Blog Tour: Storytellers by Bjørn Larssen

Book Extract: Storytellers by Bjørn Larssen

I am very pleased to be welcoming Bjørn Larssen and the blog tour for his novel, Storytellers.

Would you murder your brothers to keep them from telling the truth about themselves?

On a long, cold Icelandic night in March 1920, Gunnar, a hermit blacksmith, finds himself with an unwanted lodger – Sigurd, an injured stranger who offers a story from the past. But some stories, even those of an old man who can barely walk, are too dangerous to hear. They alter the listeners’ lives forever… by ending them.

Others are keen on changing Gunnar’s life as well. Depending on who gets to tell his story, it might lead towards an unwanted marriage, an intervention, rejoining the Church, letting the elf drive him insane, or succumbing to the demons in his mind. Will he manage to write his own last chapter?

Bjørn Larssen’s award-winning, Amazon #1 best selling novel is an otherworldly, emotive Icelandic saga – a story of love and loneliness, relief and suffering, hatred… and hope.

 

Bjørn has shared an extract today. Grab that hot drink, a comfortable chair and enjoy. 

 

*****beginning of extract*****

 

Like most writers, I have certain subjects that are dear to my heart. Three of them are neurodivergence, mental illness (not the same thing), and addiction.

My protagonist, Gunnar, is on the autism spectrum and has a generalised anxiety disorder accompanied by depression, self-medicated with alcohol. He is also living in the year 1920, before the word “depression” came into use at all. He’s an uneducated blacksmith in a society where showing feelings – revealing that you had them – outside your diaries or poems you wrote was impossible. It wasn’t seen as cynical to say there was no time for grief or melancholy. It was simply the truth. There was too much work to be done.

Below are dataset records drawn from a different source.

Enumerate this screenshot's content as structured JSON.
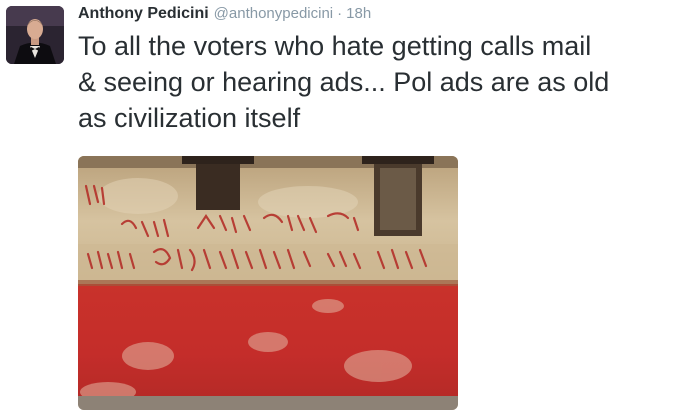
{
  "tweet": {
    "author_name": "Anthony Pedicini",
    "author_handle": "@anthonypedicini",
    "separator": "·",
    "timestamp": "18h",
    "text": "To all the voters who hate getting calls mail\n& seeing or hearing ads... Pol ads are as old\nas civilization itself"
  },
  "colors": {
    "text": "#292f33",
    "meta": "#8899a6",
    "wall_red": "#c62a2a",
    "wall_plaster": "#d8c6a4",
    "paint_red": "#b4302a"
  }
}
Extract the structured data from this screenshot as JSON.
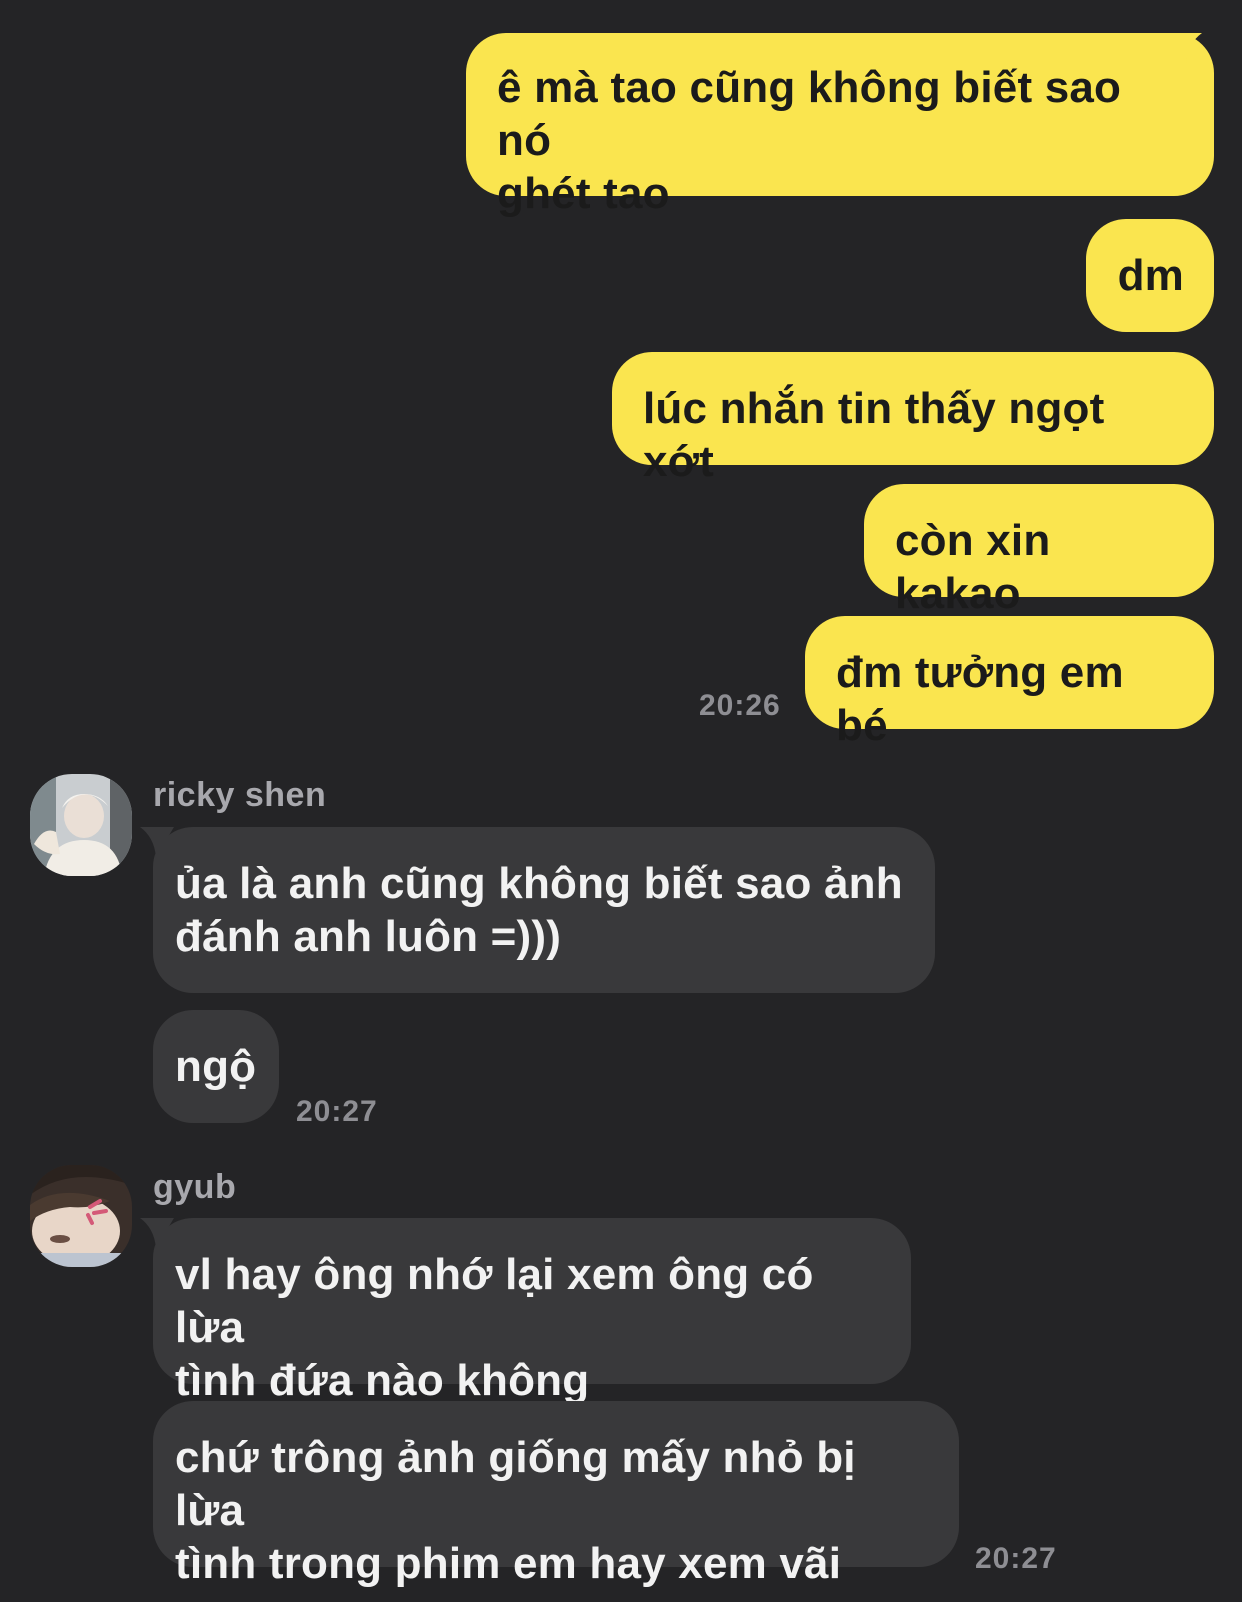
{
  "conversation": {
    "outgoing": [
      {
        "text": "ê mà tao cũng không biết sao nó\nghét tao"
      },
      {
        "text": "dm"
      },
      {
        "text": "lúc nhắn tin thấy ngọt xớt"
      },
      {
        "text": "còn xin kakao"
      },
      {
        "text": "đm tưởng em bé"
      }
    ],
    "outgoing_time": "20:26",
    "groups": [
      {
        "sender": "ricky shen",
        "avatar_icon": "avatar-photo-icon",
        "messages": [
          {
            "text": "ủa là anh cũng không biết sao ảnh\nđánh anh luôn =)))"
          },
          {
            "text": "ngộ"
          }
        ],
        "time": "20:27"
      },
      {
        "sender": "gyub",
        "avatar_icon": "avatar-photo-icon",
        "messages": [
          {
            "text": "vl hay ông nhớ lại xem ông có lừa\ntình đứa nào không"
          },
          {
            "text": "chứ trông ảnh giống mấy nhỏ bị lừa\ntình trong phim em hay xem vãi"
          }
        ],
        "time": "20:27"
      }
    ]
  },
  "colors": {
    "background": "#242426",
    "outgoing_bubble": "#fae54f",
    "incoming_bubble": "#39393b",
    "timestamp": "#8e8e93"
  }
}
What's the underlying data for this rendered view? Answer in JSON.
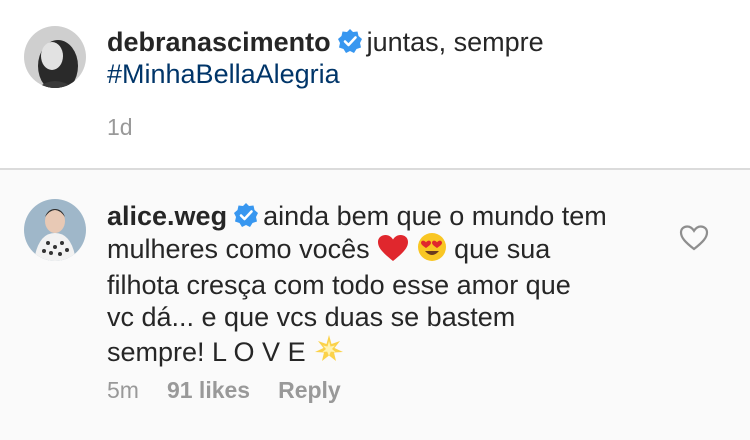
{
  "post": {
    "author": "debranascimento",
    "caption_text": "juntas, sempre",
    "hashtag": "#MinhaBellaAlegria",
    "timestamp": "1d"
  },
  "comment": {
    "author": "alice.weg",
    "line1": "ainda bem que o mundo tem",
    "line2_a": "mulheres como vocês",
    "line2_b": "que sua",
    "line3": "filhota cresça com todo esse amor que",
    "line4": "vc dá... e que vcs duas se bastem",
    "line5": "sempre! L O V E",
    "timestamp": "5m",
    "likes": "91 likes",
    "reply_label": "Reply"
  },
  "icons": {
    "verified": "verified-badge-icon",
    "like": "heart-outline-icon",
    "emoji_heart": "red-heart-emoji",
    "emoji_heart_eyes": "heart-eyes-emoji",
    "emoji_sparkle": "glowing-star-emoji"
  },
  "colors": {
    "verified_blue": "#3897f0",
    "hashtag": "#003569",
    "meta_gray": "#999999",
    "heart_red": "#e0272d"
  }
}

It’s not just the external world that doesn’t understand Gunnar’s different mind. He has no words to express how he feels. All he knows is that he “shouldn’t” be like this, that “normal people” aren’t. During Icelandic prohibition, the only way to acquire alcohol was to visit a doctor and get it “prescribed” – Gunnar’s whisky is, ostentatiously, medication for his non-existent lung problems. A bottle of whisky a week isn’t enough anymore, though, so he makes moonshine… which is, of course, illegal, which makes his anxiety worse. There’s only one way he knows to feel better – he carries a flask wherever he goes.

There was a time in my life when I went through a long period of depression. Everything was grey. I didn’t even remember how to laugh. I was ashamed of admitting it. I “knew” that depression was a made-up thing that the educated members of the middle-class came up with to justify their laziness. Gunnar doesn’t have the words to express that, but if he could, he’d be thinking the same. There was one medication that calmed me down, even sent me into euphoria. It came in bottles.